Mandelson calls for renewed financial confidence

Mandelson calls for renewed financial confidence

Lord Mandelson has called for the financial services sector to be restored as the "backbone of the real economy".

The business secretary told an Association of British Insurers conference that the recession has been a "wake up call" for the banking industry.

And he said that the profession must never again be allowed to become a "liability" for the real economy because of "flawed regulation or poor management".

The Labour peer accepted that government could not remove all risk from the financial markets, "nor should we want to".

But Lord Mandelson called for risk to be managed as part of the wider economy.

"We need new rules on what borrowing belongs on and off the balance sheet," he told the event.

"We also need rules which ensure that the dangerous levels of leverage that characterised the balance sheets of some institutions two years ago are not repeated."

The business secretary also suggested that there was agreement on a single set of EU rules for the financial services sector, "even if we think, like others, that those rules should continue to be policed by national regulators".

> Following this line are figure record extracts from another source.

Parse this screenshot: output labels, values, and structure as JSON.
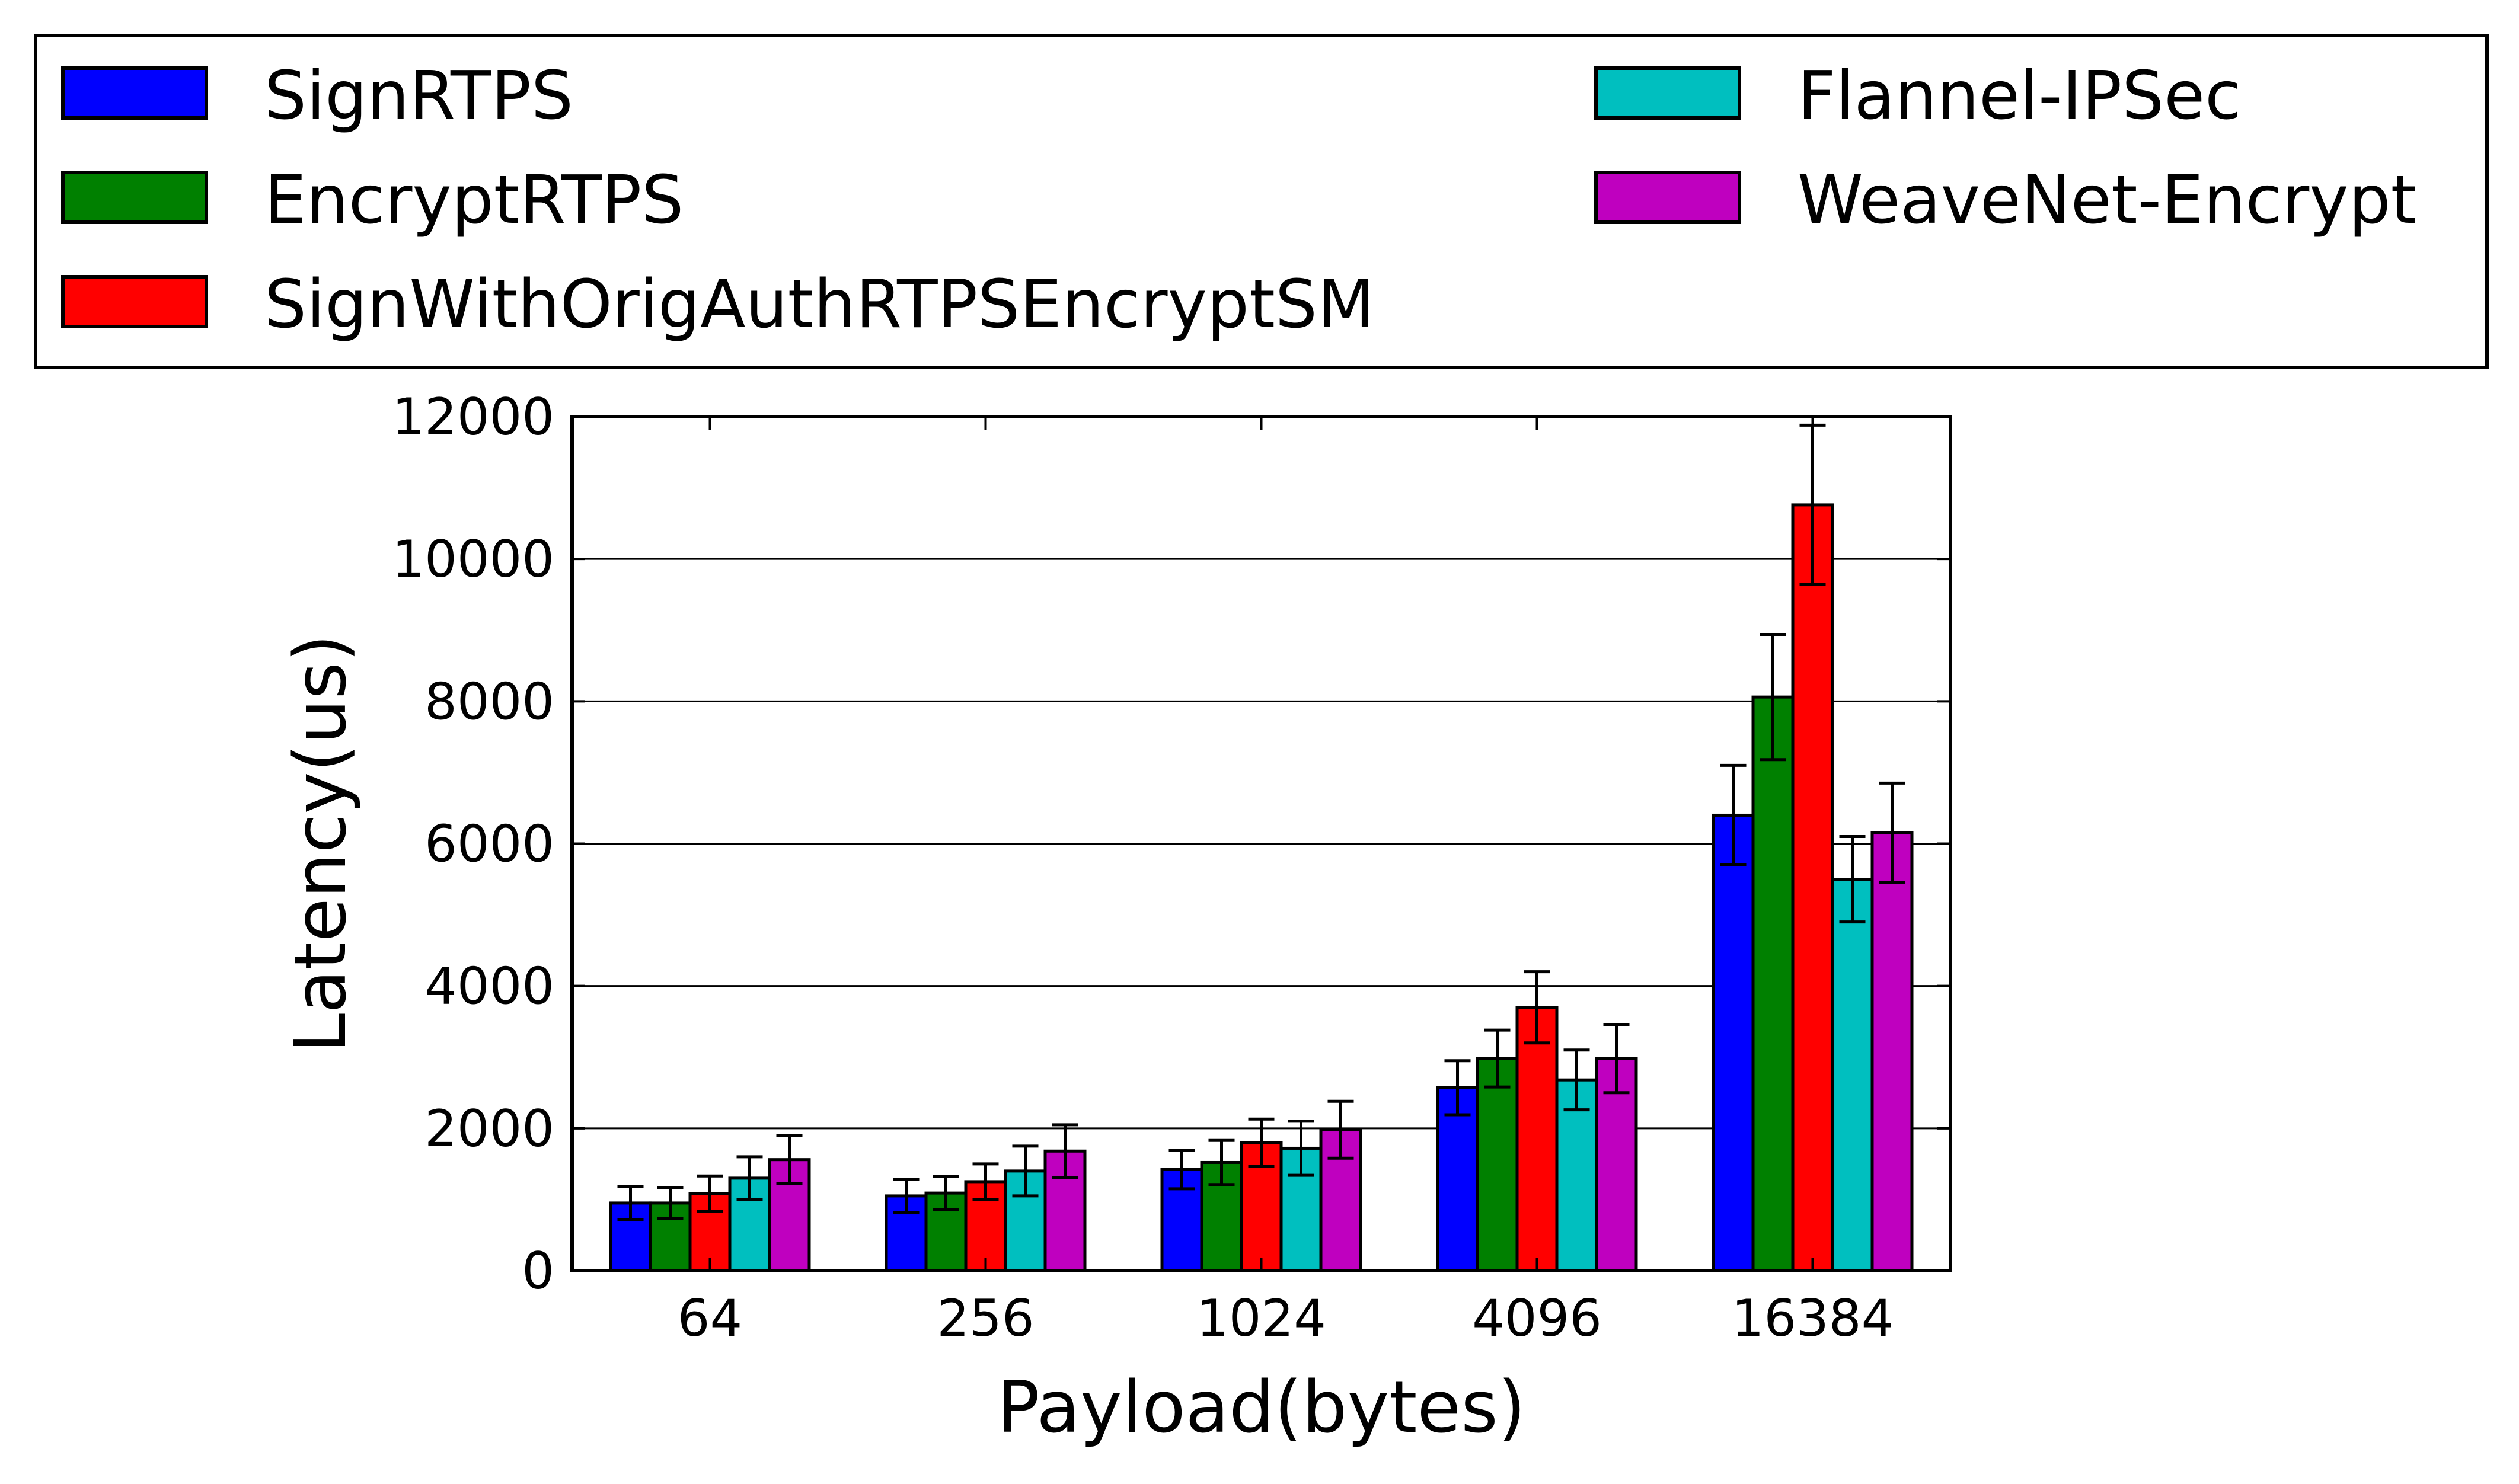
{
  "chart_data": {
    "type": "bar",
    "xlabel": "Payload(bytes)",
    "ylabel": "Latency(us)",
    "ylim": [
      0,
      12000
    ],
    "yticks": [
      0,
      2000,
      4000,
      6000,
      8000,
      10000,
      12000
    ],
    "grid": "horizontal",
    "legend": "top, above plot, two columns",
    "categories": [
      "64",
      "256",
      "1024",
      "4096",
      "16384"
    ],
    "series": [
      {
        "name": "SignRTPS",
        "color": "#0000ff",
        "values": [
          950,
          1050,
          1420,
          2570,
          6400
        ],
        "errors": [
          230,
          230,
          270,
          380,
          700
        ]
      },
      {
        "name": "EncryptRTPS",
        "color": "#008000",
        "values": [
          950,
          1090,
          1520,
          2980,
          8060
        ],
        "errors": [
          220,
          230,
          310,
          400,
          880
        ]
      },
      {
        "name": "SignWithOrigAuthRTPSEncryptSM",
        "color": "#ff0000",
        "values": [
          1080,
          1250,
          1800,
          3700,
          10760
        ],
        "errors": [
          250,
          250,
          330,
          500,
          1120
        ]
      },
      {
        "name": "Flannel-IPSec",
        "color": "#00bfbf",
        "values": [
          1300,
          1400,
          1720,
          2680,
          5500
        ],
        "errors": [
          300,
          350,
          380,
          420,
          600
        ]
      },
      {
        "name": "WeaveNet-Encrypt",
        "color": "#bf00bf",
        "values": [
          1560,
          1680,
          1980,
          2980,
          6150
        ],
        "errors": [
          340,
          370,
          400,
          480,
          700
        ]
      }
    ]
  }
}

Confidence must be restored in the UK economy, Lord Mandelson said, and not just "in the bullish sense".

"But confidence in asset values, in balance sheets and disclosed liabilities, in our understanding of the risks we take," he explained.

"We will neither exit the recession as quickly as we can, nor build the future strength we need, if we allow pessimism to descend on us or lower our expectations of what we can achieve."

He continued: "We seem to be seeing a deliberate political or media ploy to move us from recognising how severe and painful the present recession is, to believing that we can never recover or be as strong again. That, indeed, the country is being run into the ground."

Lord Mandelson told the ABI that "this attempt to make us feel worse about ourselves" could have an "understandable electoral motivation".

"But its effect, if we are not careful, will be felt beyond politics," he warned.

"If insecurity breeds economic hopelessness, we risk cutting ourselves off from the economic opportunities and growth markets the world economy offers us."